Which brings us back to the worm’s throat, a part of its gut. “Before we started doing this there wasn’t any basis to say that an animal would see the whole throat as a throat, as a thing, as an entity,” says Mango.
Pointing their microscope at the transparent body of a worm, Mango’s team searched for the pharynx – and couldn’t find it. They had found a mutant worm in which a gene they eventually called pha-4, usually associated with the pharynx, was missing.

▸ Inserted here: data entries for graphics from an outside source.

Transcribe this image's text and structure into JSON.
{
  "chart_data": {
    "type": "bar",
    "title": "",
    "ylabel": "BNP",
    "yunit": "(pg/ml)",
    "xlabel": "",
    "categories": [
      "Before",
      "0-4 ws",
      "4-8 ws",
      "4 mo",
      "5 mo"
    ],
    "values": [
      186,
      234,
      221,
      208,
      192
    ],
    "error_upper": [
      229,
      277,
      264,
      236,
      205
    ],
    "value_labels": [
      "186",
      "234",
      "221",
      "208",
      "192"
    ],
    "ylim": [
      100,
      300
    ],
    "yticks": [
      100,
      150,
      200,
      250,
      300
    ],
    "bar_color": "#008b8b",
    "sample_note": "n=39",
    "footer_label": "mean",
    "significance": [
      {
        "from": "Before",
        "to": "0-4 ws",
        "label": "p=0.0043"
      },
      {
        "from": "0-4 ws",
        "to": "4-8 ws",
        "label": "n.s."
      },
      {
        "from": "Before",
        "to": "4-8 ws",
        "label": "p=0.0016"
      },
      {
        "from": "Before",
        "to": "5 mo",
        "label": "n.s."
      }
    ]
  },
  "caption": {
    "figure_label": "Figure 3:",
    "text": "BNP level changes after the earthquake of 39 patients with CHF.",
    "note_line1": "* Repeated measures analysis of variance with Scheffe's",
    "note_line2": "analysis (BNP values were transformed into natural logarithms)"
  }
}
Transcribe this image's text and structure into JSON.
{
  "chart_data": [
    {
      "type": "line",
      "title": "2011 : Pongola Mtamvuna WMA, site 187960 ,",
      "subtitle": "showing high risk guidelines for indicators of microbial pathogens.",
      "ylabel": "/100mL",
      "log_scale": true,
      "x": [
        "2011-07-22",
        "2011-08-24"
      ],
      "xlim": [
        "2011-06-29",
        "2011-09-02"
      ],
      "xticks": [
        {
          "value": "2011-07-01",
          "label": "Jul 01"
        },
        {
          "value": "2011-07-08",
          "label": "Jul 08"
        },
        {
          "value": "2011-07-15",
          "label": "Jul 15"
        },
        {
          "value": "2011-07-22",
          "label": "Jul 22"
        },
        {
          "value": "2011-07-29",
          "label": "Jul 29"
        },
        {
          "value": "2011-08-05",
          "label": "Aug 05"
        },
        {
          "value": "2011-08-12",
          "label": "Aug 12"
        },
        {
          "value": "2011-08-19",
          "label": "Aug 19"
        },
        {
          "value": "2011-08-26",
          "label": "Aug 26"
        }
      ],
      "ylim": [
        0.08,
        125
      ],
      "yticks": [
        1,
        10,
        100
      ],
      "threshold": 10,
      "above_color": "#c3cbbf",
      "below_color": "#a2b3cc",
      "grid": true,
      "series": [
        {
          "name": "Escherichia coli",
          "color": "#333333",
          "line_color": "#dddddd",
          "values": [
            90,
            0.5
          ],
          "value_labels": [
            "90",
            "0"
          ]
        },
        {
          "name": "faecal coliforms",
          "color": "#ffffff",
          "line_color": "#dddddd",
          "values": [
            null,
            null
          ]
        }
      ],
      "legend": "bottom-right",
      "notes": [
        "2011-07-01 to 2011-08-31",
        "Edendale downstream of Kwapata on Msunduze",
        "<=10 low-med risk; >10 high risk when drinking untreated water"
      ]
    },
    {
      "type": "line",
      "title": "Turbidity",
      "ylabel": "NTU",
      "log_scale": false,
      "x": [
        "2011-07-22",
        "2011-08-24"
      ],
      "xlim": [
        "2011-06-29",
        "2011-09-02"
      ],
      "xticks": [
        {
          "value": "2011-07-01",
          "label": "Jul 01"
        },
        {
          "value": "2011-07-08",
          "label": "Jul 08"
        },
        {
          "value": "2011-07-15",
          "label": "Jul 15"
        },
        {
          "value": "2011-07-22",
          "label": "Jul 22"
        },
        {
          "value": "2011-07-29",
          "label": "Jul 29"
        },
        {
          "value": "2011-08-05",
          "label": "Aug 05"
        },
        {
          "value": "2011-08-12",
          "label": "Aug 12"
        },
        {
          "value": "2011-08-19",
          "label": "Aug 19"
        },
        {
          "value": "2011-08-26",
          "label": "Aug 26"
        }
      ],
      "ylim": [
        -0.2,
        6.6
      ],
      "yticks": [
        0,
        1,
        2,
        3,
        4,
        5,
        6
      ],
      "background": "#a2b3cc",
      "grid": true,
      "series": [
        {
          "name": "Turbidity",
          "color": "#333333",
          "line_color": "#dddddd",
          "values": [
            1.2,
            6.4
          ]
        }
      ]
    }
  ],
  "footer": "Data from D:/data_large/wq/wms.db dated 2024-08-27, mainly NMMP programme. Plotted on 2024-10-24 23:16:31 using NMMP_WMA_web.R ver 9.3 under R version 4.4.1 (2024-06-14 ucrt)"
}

“So we thought: ‘there is one gene, this single gene pha-4, that when mutated, prevents a whole organ from forming,’” Mango recounts. “It was so beautiful, such a simple, clear phenotype and it suggested that this gene, pha-4, has a critical role for making the pharynx, and not just one of its cells but all the pharyngeal cells.” Moreover, the gene showed no effect on cells not destined to become part of the pharynx. Its effect was specific. It was so specific that Mango and colleagues called it the “organ identity gene or selector gene.”
What Mango’s team had discovered is that a organ isn’t simply a collection of cells in a pattern labeled as such by observers, but rather “a unit of organization for the animal.”
Knowing that the pha-4 gene was central to producing a pharynx, the next question for the lab was “How does it work? How does it… pop out an organ at the end?”
Instead of it turning on a second gene that would turn on some third gene that would turn on yet another gene — like a busy little assembly line miraculously producing a pharynx — the gene pha-4 seems to have a global role targeting most other genes involved in the formation of the organ-to-be.
“You can imagine that an organ has to turn on many different genes in order to make all its tissues (for instance, the muscles, nerves, epithelium, and glands in the pharynx). Some genes come on and begin their work earlier than others,” Mango explains. “So…pha-4… is sitting down on hundreds of genes.”
pha-4 uses its binding preference like a conductor’s baton to direct genes to activate. As a consequence, when pha-4 is taken away, “the cells don’t become what they should, and the organ doesn’t form,” the researcher explains.
It was the mutant worm what started Mango asking how an organ forms. Since Mango’s discovery, researchers have found genes with similar functions in the eye and the pancreas. The gene pha-4’s existence has been confirmed in creatures from simple life forms to humans. Its is a most basic
of biological roles.
Is it possible that there’s a gene associated with the formation of each organ? “It’s possible, but we haven’t found these ‘organ identity genes’ for all organs,” Mango says.
For now there are more questions than answers, and however impatient Mango confesses to be, she has all the patience in the world for coming up with new ones. How do early things happen early in development? How do later things happen later? When does pha-4 find its targets? What’s happening in a developing worm’s embryo over the course of time? Can we watch this in other living animals?
“If you’re going to build an organ, just like building a house, you need to start at the beginning and then progress,” Mango says. “You wouldn’t put the plumbing after you’ve put up the walls in your new house, right?”
Another important question Mango has yet to answer is what she plans to do with the half-million that come with the MacArthur honor. “Sometimes I dream about starting in some new research direction, totally off the wall,” Mango says, “In truth, I haven’t done anything specific with it yet.” If her research record is any example, she’ll find an answer soon.